About
About The Bill
Originally authored by Senator John Marty (SD-40), the Minnesota Health Plan aims to create a single-payer healthcare system in the State of Minnesota.
The current Senate filing for the MHP is SF1643. The current House filing is HF1774. The current House version of the bill was introduced by Rep. Cedrick Frazer.
Caucus Statement of Purpose
Across Minnesota, the rising cost of healthcare and prescription drugs is a top concern for our residents. There are currently about 250,000 Minnesotans without any health insurance, and at least a million more who have insurance, but still cannot afford their medical bills due to co-payments, deductibles, and care not covered by their insurance, even after they pay high premiums. For almost all Minnesotans, the prospect of a serious injury, illness, or chronic condition in the family is a major source of economic insecurity and anxiety.
From our experience with previous attempts to solve the healthcare crisis, we recognize that universal coverage, affordability, and sustainability can only be achieved through a universal, single-payer system under which premiums are based on ability to pay, access is guaranteed, and care is free at the point of service.
We are forming this caucus for the purpose of uniting legislators behind the Minnesota Health Plan (MHP): a state-based, health system that will cover all Minnesotans for all their medical needs. The caucus and its members believe that healthcare is a fundamental human right, and that no Minnesotan should face out-of-pocket costs for seeking care, including dental care, reproductive healthcare, prescription drugs, vision, hearing, mental health, chemical dependency treatment, medical equipment, and supplies.
We believe that patients should be able to choose their doctors and medical professionals, not an insurance company’s “network,” and that patients and their doctors should make treatment and care decisions, not insurance companies, employers or government, as is the case under the current system. MHP is doctor and patient run healthcare without the bureaucracy.
Our current healthcare financing system results in some providers charging as much as ten or fifteen times as much as others for the same procedures. Patients have no real negotiating power to bring down the costs. Under MHP, we will negotiate logical prices with providers and eliminate layers of bureaucratic paperwork from insurance companies. We will enable Minnesota to deliver health care efficiently, meeting the needs of the patients instead of the interests of insurance companies. The MHP reduces health care costs by cutting waste, not by denying care to patients.
In addition to cutting waste, MHP will both mitigate cost and improve longevity and quality of life by incorporating important public health measures. It will allow Minnesotans to be proactive with their health. By providing access to pre-emergency and preventative healthcare, we will have fewer people putting off important care, which results in preventable emergency room visits and the need for more expensive treatment under the current system.
The closest analogous programs at the federal level, Medicare and Medicaid, are overwhelmingly popular. Likewise, the MHP is a unifying policy that centers quality care for every Minnesotans in its mission. This means addressing socioeconomic inequity and racial disparities in care. It also means addressing geographic inequity by removing cost barriers currently faced by self-employed Minnesotans, part-time workers, small businesses, and the agricultural community. Currently, many communities are struggling to attract doctors and they are losing hospitals due to business decisions of large hospital chains. MHP will preserve access to healthcare providers statewide by keeping open vital clinics and combatting profit-driven consolidation.

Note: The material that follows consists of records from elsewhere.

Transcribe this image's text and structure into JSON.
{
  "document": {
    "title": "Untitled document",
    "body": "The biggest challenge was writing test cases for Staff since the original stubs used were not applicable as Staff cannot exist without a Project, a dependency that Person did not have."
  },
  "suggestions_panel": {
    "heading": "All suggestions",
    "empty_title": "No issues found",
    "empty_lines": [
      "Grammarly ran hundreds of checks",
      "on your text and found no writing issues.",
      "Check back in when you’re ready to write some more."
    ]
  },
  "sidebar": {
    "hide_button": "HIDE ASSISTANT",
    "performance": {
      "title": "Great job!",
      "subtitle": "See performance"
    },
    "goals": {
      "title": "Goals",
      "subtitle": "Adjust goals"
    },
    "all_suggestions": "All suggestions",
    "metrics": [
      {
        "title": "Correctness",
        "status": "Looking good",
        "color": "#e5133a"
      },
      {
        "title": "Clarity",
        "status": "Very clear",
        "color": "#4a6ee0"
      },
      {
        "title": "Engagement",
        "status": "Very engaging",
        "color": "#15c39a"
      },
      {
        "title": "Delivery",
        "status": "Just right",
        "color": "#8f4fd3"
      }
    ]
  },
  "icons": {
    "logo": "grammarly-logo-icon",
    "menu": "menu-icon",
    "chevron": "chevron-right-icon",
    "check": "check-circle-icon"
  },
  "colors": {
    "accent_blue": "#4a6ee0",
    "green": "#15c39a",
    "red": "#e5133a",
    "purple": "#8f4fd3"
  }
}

When a policy initiative has the ability to solve one of our toughest issues and improve the wellbeing of Minnesotans across every corner of the State, we legislators have a responsibility to come together and organize for the purpose of passing that initiative. Thus we have formed this caucus, open to any member who is committed to supporting the passage of the Minnesota Health Plan, and we will work together to get it passed into law.